The assistant professor in the Division of Hematologic Malignancies and Cellular Therapeutics at the University of Kansas Medical Center discussed the real-world data she is presenting at EHA’s 2023 congress.
“When [brexu-cel] was approved in the US it was approved in the second-line setting, without any requirement for prior BTK inhibitor (BTKi) or any [other specific] prior therapy—as long as [patients] received 1 prior line of therapy... Hence, there's a need to understand the real-world outcomes in patients that may have been BTKi-naive and outcomes in patients who were not exposed to Bendamustine...”

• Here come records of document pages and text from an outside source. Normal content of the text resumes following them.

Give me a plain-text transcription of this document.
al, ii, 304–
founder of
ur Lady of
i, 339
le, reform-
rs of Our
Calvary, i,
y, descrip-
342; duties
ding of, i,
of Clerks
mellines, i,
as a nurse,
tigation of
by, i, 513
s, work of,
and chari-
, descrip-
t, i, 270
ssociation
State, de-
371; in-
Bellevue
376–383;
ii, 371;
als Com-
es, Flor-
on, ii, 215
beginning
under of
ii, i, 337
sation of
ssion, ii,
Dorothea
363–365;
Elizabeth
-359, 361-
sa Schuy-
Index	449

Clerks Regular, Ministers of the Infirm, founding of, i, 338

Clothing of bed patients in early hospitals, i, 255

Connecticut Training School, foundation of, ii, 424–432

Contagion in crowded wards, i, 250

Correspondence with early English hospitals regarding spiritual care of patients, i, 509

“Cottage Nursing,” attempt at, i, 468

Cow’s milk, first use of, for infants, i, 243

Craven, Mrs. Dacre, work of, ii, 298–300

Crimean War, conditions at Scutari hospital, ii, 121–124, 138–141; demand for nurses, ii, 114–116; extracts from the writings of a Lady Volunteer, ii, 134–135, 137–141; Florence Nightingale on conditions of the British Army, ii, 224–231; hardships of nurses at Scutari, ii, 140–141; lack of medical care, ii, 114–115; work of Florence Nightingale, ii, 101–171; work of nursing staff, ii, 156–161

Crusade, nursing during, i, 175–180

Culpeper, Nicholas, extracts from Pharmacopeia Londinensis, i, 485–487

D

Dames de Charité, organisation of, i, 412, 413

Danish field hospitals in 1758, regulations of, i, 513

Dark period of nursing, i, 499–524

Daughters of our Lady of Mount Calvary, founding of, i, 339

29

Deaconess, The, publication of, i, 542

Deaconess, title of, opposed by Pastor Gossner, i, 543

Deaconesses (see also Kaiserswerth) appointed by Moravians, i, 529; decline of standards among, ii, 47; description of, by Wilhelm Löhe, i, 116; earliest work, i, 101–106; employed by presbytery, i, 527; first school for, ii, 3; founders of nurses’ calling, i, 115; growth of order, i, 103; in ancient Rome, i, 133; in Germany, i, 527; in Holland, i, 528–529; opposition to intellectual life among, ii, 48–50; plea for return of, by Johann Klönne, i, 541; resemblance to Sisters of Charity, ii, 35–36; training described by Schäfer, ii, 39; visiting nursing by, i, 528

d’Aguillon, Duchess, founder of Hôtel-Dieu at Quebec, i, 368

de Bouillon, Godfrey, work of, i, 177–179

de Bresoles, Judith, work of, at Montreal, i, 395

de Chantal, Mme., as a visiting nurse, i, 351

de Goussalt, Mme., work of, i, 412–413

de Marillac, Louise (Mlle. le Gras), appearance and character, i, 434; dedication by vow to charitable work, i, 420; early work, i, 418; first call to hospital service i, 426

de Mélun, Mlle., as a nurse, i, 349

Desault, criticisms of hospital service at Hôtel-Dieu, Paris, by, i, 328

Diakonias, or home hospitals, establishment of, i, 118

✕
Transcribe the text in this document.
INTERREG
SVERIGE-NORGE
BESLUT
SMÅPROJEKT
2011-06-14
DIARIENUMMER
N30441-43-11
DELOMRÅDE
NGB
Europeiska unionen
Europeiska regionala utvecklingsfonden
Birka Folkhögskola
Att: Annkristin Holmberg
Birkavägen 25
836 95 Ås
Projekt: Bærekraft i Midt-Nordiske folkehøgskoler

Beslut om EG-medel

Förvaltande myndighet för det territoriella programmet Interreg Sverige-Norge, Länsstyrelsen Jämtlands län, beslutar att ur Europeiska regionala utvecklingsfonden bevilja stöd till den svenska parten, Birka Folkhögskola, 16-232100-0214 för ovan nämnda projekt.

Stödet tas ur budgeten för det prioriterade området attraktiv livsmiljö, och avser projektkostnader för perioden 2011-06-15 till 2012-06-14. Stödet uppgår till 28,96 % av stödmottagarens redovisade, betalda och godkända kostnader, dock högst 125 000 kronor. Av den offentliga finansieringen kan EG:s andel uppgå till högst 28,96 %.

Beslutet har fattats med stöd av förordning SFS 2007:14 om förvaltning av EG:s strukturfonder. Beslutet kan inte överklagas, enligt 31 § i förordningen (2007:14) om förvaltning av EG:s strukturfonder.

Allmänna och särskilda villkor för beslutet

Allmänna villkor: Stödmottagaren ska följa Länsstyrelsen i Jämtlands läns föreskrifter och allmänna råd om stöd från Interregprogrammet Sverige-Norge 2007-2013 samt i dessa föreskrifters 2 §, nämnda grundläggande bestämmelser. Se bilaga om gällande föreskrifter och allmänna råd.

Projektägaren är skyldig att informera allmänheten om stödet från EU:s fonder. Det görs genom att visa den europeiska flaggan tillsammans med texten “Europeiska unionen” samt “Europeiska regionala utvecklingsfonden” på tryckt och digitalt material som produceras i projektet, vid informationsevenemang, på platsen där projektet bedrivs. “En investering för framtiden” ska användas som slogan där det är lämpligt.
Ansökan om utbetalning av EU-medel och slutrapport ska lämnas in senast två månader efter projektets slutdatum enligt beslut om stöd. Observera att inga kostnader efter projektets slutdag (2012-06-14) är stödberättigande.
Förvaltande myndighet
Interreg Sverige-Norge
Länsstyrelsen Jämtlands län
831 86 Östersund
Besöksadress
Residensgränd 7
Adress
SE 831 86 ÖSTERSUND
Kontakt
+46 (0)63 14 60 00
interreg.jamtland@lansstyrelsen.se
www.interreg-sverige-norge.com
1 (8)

Kite Pharma’s brexucabtagene autoleucel (brexu-cel, Tecartus), a marketed chimeric antigen receptor T-cell (CAR-T) therapy, was originally approved by the FDA as a second-line treatment for adult patients with relapsed/refractory (r/r) mantle cell lymphoma (MCL) in July 2020.1 The approval was based on results from the phase 2 ZUMA-2 clinical trial (NCT02601313). Because the indication does not require a specific first-line therapy to have been used, there has been interest in determining how prior treatment history affects the efficacy of brexu-cel in real-world practice.
Nausheen Ahmed, MD, an assistant professor in the Division of Hematologic Malignancies and Cellular Therapeutics at the University of Kansas Medical Center, is giving a talk entitled “Real-world outcomes of brexucabtagenea utoleucel (brexu-cel) for relapsed or refractory mantle cell lymphoma: a CIBMTR subgroup analysis by prior treatment” at the European Hematology Association (EHA) 2023 Congress, held June 8-11, both virtually and in Frankfurt, Germany.2 The presentation covers an analysis of real-world outcomes from a subgroup of 380 patients treated with brexu-cel who were registered in the Center for International Blood and Marrow Transplant Research (CIBMTR) observational database.
In an interview with CGTLive™’s sister publication OncLive™, Ahmed discussed the rationale behind the study and the efficacy results seen so far. She went over the demographics of the study population, noting that they were similar to those of the study population in ZUMA-2. Ahmed noted that the overall response rate (ORR) in the real-world study cohort was 90% and the complete response (CR) rate was 78%. She pointed out that across several subgroups within the cohort, based on the number and type of prior therapies received, ORRs and CR rates tended to be similar; although, patients who had received 1-2 prior lines of therapy had a significantly better CR rate than patients with 3 or more lines of prior therapy.